Ces sportives qui ont osé briser le tabou
L’histoire du sport n’est pas exempte d’athlètes qui ont osé briser le tabou des règles. L’image la plus ancienne est sans doute celle d’Uta Pippig en 1996. Ses règles débarquent en pleine épreuve du marathon de Boston et, malgré la douleur et les crampes, Uta Pippig termine la course (et la gagne !) et franchit la ligne d’arrivée avec les jambes maculées de sang. A l’époque, on jette évidemment un voile pudique sur l’affaire.
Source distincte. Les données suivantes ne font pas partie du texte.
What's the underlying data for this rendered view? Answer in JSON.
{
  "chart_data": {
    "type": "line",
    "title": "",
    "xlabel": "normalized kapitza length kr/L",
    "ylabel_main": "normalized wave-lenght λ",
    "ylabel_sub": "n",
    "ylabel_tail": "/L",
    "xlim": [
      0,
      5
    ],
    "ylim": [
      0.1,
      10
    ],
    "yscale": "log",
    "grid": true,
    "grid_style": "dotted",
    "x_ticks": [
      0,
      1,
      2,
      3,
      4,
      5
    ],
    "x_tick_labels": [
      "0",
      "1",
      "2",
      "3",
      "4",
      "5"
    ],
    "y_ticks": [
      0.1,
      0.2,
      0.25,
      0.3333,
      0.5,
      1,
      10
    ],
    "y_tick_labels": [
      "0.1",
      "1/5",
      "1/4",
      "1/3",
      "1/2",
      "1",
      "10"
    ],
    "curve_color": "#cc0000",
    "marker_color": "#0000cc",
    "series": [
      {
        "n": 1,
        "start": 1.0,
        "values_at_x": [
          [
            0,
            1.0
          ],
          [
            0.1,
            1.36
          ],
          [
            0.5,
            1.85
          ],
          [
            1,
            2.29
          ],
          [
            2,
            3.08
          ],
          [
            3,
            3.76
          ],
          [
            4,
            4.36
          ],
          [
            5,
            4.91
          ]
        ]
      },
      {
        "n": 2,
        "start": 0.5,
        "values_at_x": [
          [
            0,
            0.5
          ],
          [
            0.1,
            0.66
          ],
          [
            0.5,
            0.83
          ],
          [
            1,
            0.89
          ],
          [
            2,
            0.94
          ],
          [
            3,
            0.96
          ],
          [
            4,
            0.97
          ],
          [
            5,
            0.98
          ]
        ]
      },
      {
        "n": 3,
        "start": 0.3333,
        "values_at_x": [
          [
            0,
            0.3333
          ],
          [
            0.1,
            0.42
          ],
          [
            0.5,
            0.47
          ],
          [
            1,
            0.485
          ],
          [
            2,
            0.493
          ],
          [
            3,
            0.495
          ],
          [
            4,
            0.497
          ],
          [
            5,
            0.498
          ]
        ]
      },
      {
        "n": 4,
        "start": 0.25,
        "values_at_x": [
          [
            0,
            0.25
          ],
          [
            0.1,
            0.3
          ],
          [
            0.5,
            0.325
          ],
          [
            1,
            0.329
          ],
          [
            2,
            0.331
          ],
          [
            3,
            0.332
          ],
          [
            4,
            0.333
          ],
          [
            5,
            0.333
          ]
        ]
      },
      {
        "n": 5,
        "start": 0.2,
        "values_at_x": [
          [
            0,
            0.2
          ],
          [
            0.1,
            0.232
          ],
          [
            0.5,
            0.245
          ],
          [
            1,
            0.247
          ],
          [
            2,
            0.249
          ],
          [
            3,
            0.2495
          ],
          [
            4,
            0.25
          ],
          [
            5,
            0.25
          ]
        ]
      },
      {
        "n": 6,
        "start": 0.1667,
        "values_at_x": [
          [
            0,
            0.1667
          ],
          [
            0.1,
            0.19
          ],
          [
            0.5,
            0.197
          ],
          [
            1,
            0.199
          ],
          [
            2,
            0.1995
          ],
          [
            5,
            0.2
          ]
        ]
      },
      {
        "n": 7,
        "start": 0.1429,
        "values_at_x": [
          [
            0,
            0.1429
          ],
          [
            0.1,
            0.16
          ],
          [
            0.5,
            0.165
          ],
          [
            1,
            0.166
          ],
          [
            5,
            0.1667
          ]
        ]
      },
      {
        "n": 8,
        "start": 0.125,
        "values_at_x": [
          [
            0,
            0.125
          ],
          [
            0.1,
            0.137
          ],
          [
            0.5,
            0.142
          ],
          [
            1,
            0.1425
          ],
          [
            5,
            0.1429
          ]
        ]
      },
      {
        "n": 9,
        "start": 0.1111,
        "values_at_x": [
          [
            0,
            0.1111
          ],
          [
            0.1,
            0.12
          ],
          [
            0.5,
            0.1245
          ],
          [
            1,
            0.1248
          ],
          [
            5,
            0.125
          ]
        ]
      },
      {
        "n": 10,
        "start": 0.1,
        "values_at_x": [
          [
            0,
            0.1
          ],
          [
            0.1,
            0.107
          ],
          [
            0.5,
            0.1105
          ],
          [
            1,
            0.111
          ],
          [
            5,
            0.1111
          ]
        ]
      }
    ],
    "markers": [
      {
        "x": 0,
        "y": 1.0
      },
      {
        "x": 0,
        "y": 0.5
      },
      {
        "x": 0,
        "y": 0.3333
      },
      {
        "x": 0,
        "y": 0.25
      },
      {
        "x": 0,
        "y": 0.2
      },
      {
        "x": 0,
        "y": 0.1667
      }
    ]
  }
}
Plus tard, en 2015, la tenniswoman Heather Watson avoue, à la fin de son match raté à l’Open d’Australie, qu’elle était fatiguée à cause d’un « truc de filles ». Dans sa foulée, d’autres championnes osent parler des règles. L’ancienne nageuse Libby Trickett affirme que « les règles pour les sportives, c’est carrément la merde » et que « pour une nageuse dans un micro-maillot de bain, c’est un véritable problème ». Toujours en 2015, l’Indienne Kiran Ghandi court le marathon de Londres en mode militant : elle décide de parcourir la distance sans protection afin de briser le « period shaming » et de mettre en lumière la difficulté d’accès de certaines femmes aux protections périodiques. En 2016, la nageuse chinoise Fu Yuanhui évoque ses règles pour expliquer sa contre-performance aux Jeux Olympiques de Rio. En 2017, le magazine L’Equipe sort un numéro spécial dédié aux règles dans lequel plusieurs championnes parlent librement de leurs menstruations. Plus récemment, l’équipe américaine de football féminin soulignait l’importance de l’adaptation de ses entraînements aux cycles menstruels des joueuses dans sa conquête du titre mondial.
Références
* Periods : how do they affect athletes and why are they monitored?, Amy Lofthouse, mai 2019. Disponible sur : https://www.bbc.com/sport/48243310
** La prise en compte des cycles menstruels a aidé les Etats-Unis à gagner la Coupe du monde, Thomas Messias, 13 juillet 2019. Disponoble sur : http://www.slate.fr/story/179679/prise-en-compte-cycles-menstruels-performance-sportive-entrainement
*** Les athlètes qui ont témoigné ont préféré que leur prénom soit changé et que leur nom ne soit pas mentionné, les règles restant à leurs yeux un sujet « trop personnel ».